Tuesday, January 1, 2008

Pastor Erik--January 2008

In the early 1990's there was a show on TV called “Quantum Leap” that remains one of my favorite series. It starred Scott Bakula as “Dr. Sam Beckett,” a physicist from the future whose experiments with time travel had gone awry causing him to be (perhaps forever) suck “leaping” into various points in history. Each episode would begin with Sam “leaping” into someone else's life in a new time and place. Only the TV viewers saw and heard Sam; when he looked in the mirror he (and we) got to see who he had become. Each episode was the story of one such “leap” as we followed Sam (as the show's intro explains) “striving to put right what once went wrong and hoping each time that his next leap will be the leap home.” Sam was guided by a hologram named Al, a friend from the future who helped Sam navigate his new surroundings and fulfill his purpose in that time and place.

In each situation Sam had a particular job to do—saving someone from one disaster or another, or stopping someone from making a life altering decision, or any number of other wrongs—and he and Al spent much of their time figuring out just what that purpose was supposed to be. Very often, however, Sam's purpose didn't become clear until the last few minutes of the episode—and often not at all in the way that Sam, Al, or the viewers expect. Once his purpose had been fulfilled Sam would “leap” into the next situation, into another time and place, just as unclear as to what his new purpose was meant to be. As the series progresses, it becomes clear that Sam's “leaps” are not just random chance, but that there is some method to the madness. Sam's seemingly minor actions have huge consequences: wars are averted, tragedies minimized, and life is better for everyone—with effects way beyond the people Sam interacts with. And as Sam “leaps” from life to life he, and Al (and the viewers), begin to wonder if maybe Sam's little purposes aren't part of a bigger mission—and that, perhaps, the method to the madness might just be God.

In the next couple of months we will be talking a great deal about mission and purpose as we continue our work of Transformation. Now I know trying to base our Transformation work off of anything other than the Bible is downright silly (especially some old TV show...somebody call the Bishop!). But I bring up “Quantum Leap” because I think it helps illustrate a key distinction as we continue in this work: the difference between “mission” and “purpose.”

Most organizations, businesses, non-profits, and even some individual people have developed “mission statements”—key statements about what that group is all about and how they go about their work. Many churches (including ours) develop mission statements as well, though more often than not they occupy some forgotten file drawer or are posted and forgotten. In thinking about mission and purpose it is essential that we remember that the Church's mission (and I mean the whole Christian Church on earth) is really God's mission. The Church exists not because its good in and of itself, but because it is a way that God works towards God's mission in and for the world. We play a part in that for sure, but whatever the Church is about (and whatever Bethlehem is about) is always going to be in relationship to what God is about.

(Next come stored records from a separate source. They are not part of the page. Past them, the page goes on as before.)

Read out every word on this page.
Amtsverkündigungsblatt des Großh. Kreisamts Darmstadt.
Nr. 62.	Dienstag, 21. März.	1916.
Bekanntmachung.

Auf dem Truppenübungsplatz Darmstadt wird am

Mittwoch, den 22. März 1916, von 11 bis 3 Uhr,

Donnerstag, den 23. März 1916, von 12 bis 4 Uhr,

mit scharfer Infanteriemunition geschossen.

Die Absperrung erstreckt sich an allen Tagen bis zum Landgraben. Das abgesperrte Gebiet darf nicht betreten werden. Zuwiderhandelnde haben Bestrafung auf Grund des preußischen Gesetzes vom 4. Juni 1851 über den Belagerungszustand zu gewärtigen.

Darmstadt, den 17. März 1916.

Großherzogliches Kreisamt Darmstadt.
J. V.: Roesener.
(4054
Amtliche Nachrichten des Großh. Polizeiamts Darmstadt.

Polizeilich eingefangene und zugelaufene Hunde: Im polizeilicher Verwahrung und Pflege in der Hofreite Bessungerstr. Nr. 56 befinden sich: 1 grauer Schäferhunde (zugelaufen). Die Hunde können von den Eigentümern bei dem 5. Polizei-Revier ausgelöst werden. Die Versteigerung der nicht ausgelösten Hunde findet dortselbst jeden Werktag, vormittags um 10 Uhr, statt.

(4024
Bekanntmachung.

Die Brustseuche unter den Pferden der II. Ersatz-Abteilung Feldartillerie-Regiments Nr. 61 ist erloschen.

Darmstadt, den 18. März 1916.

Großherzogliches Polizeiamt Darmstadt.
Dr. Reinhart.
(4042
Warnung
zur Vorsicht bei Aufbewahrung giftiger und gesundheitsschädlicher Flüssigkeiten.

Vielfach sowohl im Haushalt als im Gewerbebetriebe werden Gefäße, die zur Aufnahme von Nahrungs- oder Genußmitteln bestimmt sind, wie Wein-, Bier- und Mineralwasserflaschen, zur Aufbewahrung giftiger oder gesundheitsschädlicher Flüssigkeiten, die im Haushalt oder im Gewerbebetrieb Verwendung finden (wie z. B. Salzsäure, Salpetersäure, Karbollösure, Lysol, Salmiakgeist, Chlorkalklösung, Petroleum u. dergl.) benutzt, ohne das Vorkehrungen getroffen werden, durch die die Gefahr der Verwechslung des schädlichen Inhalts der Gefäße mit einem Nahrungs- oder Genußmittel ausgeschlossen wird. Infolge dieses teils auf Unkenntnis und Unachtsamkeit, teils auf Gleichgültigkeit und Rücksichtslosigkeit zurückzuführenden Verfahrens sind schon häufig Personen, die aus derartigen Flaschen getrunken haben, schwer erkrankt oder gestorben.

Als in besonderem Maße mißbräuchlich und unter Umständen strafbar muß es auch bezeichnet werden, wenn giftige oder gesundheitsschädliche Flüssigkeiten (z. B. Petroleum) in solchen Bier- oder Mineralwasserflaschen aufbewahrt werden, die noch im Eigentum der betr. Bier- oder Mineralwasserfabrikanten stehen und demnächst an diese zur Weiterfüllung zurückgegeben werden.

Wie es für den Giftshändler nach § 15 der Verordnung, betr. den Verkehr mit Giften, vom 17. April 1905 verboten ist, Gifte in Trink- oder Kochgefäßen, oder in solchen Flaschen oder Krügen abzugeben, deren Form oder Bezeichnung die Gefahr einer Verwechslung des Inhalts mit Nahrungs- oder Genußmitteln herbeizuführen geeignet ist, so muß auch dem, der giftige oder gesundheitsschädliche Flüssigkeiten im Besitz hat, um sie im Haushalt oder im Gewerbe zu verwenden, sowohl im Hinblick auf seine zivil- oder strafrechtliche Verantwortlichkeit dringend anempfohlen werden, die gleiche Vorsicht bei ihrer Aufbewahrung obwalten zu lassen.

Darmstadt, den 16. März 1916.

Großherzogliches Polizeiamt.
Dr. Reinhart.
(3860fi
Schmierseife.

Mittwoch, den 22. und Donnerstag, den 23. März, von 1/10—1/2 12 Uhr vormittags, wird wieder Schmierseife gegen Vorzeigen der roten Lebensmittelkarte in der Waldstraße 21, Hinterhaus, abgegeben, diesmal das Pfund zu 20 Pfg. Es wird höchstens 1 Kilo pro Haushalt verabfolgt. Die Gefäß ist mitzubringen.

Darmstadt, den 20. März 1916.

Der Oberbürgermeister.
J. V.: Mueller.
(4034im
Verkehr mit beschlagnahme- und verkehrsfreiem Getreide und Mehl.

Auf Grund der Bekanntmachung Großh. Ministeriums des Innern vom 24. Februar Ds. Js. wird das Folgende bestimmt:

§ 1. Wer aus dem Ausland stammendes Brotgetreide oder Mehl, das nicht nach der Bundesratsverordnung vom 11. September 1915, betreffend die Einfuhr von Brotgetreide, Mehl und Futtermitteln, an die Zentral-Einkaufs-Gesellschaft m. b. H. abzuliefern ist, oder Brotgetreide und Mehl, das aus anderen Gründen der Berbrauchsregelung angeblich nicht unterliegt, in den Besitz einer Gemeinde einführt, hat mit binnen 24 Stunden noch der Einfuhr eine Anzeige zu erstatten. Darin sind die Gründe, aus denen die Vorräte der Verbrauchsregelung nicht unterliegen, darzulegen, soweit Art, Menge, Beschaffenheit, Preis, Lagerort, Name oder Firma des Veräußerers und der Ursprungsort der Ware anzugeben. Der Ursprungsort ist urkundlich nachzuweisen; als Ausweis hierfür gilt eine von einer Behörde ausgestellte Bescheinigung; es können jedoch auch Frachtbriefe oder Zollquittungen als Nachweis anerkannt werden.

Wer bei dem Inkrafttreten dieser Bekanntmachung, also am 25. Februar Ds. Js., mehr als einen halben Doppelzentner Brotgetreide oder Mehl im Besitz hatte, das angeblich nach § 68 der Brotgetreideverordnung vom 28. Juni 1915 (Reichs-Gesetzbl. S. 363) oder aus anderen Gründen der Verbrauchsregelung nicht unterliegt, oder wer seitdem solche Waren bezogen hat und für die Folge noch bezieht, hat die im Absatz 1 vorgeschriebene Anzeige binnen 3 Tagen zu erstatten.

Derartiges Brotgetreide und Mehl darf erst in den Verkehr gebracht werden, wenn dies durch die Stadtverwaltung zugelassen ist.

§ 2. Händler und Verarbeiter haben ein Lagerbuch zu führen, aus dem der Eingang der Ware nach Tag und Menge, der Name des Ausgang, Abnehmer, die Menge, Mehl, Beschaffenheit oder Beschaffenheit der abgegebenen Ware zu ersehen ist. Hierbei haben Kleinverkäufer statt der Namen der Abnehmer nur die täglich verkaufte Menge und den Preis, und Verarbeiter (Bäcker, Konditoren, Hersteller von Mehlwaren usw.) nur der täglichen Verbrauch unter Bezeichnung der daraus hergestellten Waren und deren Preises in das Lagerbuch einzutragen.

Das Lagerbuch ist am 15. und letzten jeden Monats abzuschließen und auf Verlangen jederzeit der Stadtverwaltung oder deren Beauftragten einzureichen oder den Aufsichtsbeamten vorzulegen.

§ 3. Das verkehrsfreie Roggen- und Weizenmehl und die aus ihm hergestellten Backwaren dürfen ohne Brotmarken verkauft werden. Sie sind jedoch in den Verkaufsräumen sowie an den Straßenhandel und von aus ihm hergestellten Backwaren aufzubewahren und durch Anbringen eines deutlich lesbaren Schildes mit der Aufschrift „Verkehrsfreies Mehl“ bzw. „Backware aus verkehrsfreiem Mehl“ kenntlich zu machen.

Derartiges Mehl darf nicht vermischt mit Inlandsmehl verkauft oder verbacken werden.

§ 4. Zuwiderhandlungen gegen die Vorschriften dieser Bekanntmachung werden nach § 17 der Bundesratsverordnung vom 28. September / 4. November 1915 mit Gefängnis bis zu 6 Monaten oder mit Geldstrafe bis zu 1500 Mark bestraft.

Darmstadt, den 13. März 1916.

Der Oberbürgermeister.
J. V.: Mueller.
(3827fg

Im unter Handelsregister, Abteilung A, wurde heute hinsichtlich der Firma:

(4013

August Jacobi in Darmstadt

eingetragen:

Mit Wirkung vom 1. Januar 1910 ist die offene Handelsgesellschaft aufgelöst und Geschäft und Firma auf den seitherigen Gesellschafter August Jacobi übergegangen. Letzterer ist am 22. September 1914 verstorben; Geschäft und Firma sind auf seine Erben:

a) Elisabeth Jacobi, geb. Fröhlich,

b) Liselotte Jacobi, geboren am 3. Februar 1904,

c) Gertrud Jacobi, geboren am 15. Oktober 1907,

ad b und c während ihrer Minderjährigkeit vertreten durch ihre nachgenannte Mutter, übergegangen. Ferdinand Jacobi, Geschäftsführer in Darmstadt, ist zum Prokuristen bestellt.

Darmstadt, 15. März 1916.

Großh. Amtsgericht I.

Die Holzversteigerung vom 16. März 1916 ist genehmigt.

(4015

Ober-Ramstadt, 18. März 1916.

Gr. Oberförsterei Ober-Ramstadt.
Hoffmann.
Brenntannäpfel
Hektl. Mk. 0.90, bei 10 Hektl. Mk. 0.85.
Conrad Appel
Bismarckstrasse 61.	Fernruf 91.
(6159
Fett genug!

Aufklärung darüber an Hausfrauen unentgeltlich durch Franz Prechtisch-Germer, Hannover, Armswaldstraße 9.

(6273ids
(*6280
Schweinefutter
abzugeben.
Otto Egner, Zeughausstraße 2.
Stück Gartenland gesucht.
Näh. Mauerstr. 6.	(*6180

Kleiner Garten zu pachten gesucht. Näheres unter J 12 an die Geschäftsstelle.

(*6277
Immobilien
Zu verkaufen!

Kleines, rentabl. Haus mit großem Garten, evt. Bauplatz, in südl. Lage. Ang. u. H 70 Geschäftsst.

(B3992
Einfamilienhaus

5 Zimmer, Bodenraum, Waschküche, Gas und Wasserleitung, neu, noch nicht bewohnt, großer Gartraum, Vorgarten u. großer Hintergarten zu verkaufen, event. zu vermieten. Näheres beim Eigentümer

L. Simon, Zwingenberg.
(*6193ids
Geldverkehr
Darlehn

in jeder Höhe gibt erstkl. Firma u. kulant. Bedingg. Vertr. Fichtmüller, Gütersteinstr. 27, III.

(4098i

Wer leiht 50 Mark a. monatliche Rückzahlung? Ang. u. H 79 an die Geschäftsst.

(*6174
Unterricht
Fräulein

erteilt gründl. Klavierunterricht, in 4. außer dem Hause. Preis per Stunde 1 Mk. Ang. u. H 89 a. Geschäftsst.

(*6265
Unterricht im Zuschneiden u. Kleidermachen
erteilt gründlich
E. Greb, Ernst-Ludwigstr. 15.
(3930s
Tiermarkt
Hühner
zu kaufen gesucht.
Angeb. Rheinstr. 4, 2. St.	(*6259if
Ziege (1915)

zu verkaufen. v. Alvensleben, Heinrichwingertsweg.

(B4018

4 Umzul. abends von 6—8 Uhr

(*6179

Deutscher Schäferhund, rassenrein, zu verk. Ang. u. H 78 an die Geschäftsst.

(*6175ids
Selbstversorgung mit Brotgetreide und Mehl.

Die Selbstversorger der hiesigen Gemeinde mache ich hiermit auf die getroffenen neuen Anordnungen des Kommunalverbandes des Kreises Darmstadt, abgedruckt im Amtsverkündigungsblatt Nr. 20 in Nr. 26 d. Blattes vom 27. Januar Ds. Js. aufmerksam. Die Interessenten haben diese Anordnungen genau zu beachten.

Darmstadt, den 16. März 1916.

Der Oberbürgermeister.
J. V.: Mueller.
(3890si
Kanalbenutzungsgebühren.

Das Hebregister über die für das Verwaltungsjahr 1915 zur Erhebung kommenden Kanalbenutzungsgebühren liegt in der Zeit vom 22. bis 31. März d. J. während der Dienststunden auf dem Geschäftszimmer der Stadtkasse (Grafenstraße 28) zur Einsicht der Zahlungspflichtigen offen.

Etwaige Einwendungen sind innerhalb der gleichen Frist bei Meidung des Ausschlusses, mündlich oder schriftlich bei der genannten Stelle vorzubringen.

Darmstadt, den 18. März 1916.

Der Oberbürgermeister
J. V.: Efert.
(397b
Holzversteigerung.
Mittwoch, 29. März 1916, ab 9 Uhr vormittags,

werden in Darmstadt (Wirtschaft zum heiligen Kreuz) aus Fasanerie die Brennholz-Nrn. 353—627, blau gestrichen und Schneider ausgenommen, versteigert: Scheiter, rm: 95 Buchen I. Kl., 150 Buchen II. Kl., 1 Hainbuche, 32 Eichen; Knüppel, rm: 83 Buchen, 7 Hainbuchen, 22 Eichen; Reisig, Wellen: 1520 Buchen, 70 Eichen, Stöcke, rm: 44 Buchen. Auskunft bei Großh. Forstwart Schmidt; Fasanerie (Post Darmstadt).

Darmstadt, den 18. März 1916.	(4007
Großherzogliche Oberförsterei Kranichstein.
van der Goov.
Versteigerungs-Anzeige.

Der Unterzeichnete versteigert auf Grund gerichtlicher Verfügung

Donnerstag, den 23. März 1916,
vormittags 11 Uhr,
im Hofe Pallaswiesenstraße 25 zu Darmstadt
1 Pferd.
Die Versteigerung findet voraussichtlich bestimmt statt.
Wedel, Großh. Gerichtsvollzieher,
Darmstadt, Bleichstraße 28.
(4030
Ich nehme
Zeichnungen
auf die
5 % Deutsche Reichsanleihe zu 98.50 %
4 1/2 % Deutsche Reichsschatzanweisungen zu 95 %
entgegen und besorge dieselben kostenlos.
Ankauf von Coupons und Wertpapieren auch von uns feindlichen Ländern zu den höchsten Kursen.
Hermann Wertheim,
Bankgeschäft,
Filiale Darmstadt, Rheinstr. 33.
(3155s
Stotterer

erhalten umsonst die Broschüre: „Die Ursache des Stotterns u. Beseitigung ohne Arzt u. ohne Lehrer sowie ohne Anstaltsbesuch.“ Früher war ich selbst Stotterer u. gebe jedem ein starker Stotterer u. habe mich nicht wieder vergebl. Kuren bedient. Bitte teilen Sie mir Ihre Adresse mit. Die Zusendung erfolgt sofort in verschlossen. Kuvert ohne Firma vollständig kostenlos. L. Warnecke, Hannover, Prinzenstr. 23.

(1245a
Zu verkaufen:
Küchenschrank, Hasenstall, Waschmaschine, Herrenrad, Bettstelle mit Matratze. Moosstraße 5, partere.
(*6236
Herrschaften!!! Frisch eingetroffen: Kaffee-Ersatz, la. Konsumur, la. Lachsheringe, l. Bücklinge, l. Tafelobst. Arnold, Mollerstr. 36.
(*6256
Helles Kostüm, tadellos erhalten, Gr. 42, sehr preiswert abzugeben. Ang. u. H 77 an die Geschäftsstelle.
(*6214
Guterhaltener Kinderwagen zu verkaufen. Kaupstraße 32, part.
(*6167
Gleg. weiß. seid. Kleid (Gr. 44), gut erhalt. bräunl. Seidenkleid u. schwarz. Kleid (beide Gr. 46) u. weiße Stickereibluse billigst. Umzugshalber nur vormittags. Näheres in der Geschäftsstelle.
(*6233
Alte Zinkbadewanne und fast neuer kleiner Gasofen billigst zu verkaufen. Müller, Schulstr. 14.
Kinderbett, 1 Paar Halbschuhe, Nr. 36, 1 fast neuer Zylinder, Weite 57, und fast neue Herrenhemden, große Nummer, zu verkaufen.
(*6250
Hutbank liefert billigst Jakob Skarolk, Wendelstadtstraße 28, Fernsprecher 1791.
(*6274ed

But like the larger mission for Sam's “leaping” throughout history, just exactly what God has in mind for all creation is not always so crystal clear (though “putting right what has gone wrong” is not too bad!). In Adult Ed we have been reading a book called “Living Lutheran” and one of the exercises is to pray the Lord's Prayer but to repeat the line “your kingdom come, your will be done, on earth as in heaven.” This is in part to remind us that God's dream for us, for the world, and for all creation isn't completed yet—that the kingdom of God, while here on earth, is not fully completed—and won't be until God's reign is fully expressed “on earth as in heaven.” God is continuing the work of creation, loving and blessing the world until it is as God wishes it to be. That is God's mission, and we, as the Church, are called to take part in it.

Like Sam, Bethlehem Lutheran has found itself in a particular time and place. Our job is not the same as God's—it is not our role to save the world and make it the way God wants it to be. But nevertheless God has a purpose in mind for us: it may be large, it may be small, but it is particularly ours (and may lead to other purposes as well). We may or may not get to see how our purpose fits into God's larger mission, and we may never know the full impact of our living out of God's purpose for us. But my hunch is that once we are able to figure out our particular purpose right now in God's larger mission—and seek to live it out faithfully—some hints of the larger pattern will start to appear to us too. That's what happens in the Book of Acts as the disciples try to live faithfully as followers of Jesus by eating and praying together and telling the story of Jesus. Suddenly they found themselves being called and sent to the ends of the earth—a purpose they never even imagined, but it became clear this was where God was calling them. And God used them as they lived out their particular purpose for the bigger mission that God had in mind. And their guide (the Holy Spirit) is even more helpful than a hologram named Al. It's the Holy Spirit who guides us too as we seek to figure out our particular purpose in what God is up to in the world—even if God's whole mission is not entirely clear to us. And so we are called to “leap” into the time and place into which we have found ourselves, trusting that as we seek out our purpose that God is using us in ways we don't even realize, and along the way will begin to see that we are part of something much larger than ourselves—the mission of God in the world.